En Venezuela llevan tiempo controlando los precios para hacerlos populares y evitar la especulación y ya conocemos el resultado: escasez y hambre. Aceptemos hoy el control de precios en el alquiler, mañana en la luz, pasado en los automóviles y al día siguiente en el de las patatas. Y, en cuanto nos descuidemos, Venezuela seremos. Pero como nos adentramos en los tiempos populistas, nos abonaremos al discurso del control de precios. ¡Que los concejales, los consejeros o los ministros fijen los precios para que sean populares y sociales! Y ojo a los que se opongan a este simple acto de justicia, porque serán considerados como enemigos del pueblo y siervos del capital.

Desde la Antigüedad se teorizó sobre el precio justo de las cosas y se abominó sobre los abusos. Pero, ¿cuál era el precio justo de un bien? Durante siglos, la Iglesia defendió que el precio justo de un bien era el coste de producción más un ligero beneficio. Fueron los escolásticos españoles los que lograron superar estar rigidez, al romper con el matrimonio necesario entre precio justo y valor de producción. Vincularon el precio al valor percibido por los consumidores y a su escasez o abundancia. O sea, que lo asociaron directamente y por vez primera a la idea del mercado. En la actualidad, el mejor precio es el que fija un mercado transparente y no manipulado. La lógica de mercado dice que, si los precios suben, lo que hay que hacer es sacar más viviendas para alquilar. Así bajarán. Y con el control de precios se conseguirá exactamente lo contrario, que cada vez menos empresas o particulares pongan sus pisos en alquiler, luego, al final, terminarán subiendo de una u otra manera. Pero como no existe poesía en las leyes del mercado, abominamos de ellas.

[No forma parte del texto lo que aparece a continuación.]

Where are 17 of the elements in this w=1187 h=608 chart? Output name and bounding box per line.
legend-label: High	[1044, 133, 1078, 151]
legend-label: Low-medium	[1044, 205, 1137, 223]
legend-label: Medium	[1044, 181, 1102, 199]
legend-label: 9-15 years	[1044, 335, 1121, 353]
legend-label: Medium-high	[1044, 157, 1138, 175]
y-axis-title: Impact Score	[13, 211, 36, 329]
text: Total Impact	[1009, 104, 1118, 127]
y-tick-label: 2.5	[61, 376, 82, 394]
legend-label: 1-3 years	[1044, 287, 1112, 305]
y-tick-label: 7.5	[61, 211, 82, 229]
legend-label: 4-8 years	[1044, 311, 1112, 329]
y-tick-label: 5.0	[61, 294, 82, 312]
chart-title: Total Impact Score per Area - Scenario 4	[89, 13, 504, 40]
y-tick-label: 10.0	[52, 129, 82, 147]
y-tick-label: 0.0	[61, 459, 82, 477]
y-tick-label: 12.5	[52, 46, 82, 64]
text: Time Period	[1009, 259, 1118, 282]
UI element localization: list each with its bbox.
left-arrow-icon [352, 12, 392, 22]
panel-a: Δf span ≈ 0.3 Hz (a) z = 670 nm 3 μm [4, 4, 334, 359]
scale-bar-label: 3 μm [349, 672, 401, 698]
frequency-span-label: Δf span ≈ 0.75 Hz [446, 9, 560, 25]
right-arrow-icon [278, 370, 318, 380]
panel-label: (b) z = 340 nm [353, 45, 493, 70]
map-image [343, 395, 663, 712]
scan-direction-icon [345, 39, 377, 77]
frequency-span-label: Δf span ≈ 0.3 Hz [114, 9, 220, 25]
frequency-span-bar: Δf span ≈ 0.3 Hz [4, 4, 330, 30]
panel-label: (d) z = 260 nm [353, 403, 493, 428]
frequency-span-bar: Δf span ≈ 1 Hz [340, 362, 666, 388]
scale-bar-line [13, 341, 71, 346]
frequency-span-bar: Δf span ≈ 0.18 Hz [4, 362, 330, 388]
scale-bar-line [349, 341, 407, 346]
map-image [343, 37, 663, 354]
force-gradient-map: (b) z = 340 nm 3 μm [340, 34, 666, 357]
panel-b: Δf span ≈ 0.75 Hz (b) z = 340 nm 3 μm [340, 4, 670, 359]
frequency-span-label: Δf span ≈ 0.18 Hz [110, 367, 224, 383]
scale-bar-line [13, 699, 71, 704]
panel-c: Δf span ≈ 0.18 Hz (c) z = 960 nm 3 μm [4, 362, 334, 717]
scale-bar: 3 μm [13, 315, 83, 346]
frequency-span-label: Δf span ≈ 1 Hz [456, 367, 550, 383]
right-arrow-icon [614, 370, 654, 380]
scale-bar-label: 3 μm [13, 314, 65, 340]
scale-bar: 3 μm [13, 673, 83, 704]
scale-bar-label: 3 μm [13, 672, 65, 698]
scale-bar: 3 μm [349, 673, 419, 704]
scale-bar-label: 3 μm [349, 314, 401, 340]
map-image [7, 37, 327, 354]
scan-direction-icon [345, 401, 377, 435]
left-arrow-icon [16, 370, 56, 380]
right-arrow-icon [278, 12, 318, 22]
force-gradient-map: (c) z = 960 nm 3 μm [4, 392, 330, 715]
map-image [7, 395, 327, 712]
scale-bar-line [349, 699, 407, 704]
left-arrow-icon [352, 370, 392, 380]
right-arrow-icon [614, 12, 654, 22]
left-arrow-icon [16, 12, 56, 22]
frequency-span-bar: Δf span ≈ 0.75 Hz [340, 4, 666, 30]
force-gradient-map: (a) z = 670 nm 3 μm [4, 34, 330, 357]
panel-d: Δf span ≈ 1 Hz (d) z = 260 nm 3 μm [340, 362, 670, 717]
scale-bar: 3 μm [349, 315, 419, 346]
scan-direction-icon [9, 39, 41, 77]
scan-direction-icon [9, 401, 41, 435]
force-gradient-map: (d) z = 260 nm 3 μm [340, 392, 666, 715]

Ahora queremos que nos mientan en verso con la rima populista y que nuestras autoridades, justas, sabias y democráticas, fijen el precio de las cosas. Así nos irá.

Nos encantan que nos engañen. Por eso abrazamos el discurso populista. Que pena que la realidad sea una aguafiestas al marchar en una senda diferente a la de nuestros desvaríos. Ya somos populistas, de una u otra manera. Hemos cruzado una puerta de la que, desgraciadamente, nos costará muchos años y mucho dolor poder salir. Pero que le vamos a hacer, somos como son los demás -populistas- y ese es el designio de los tiempos que nos tocan vivir, amén.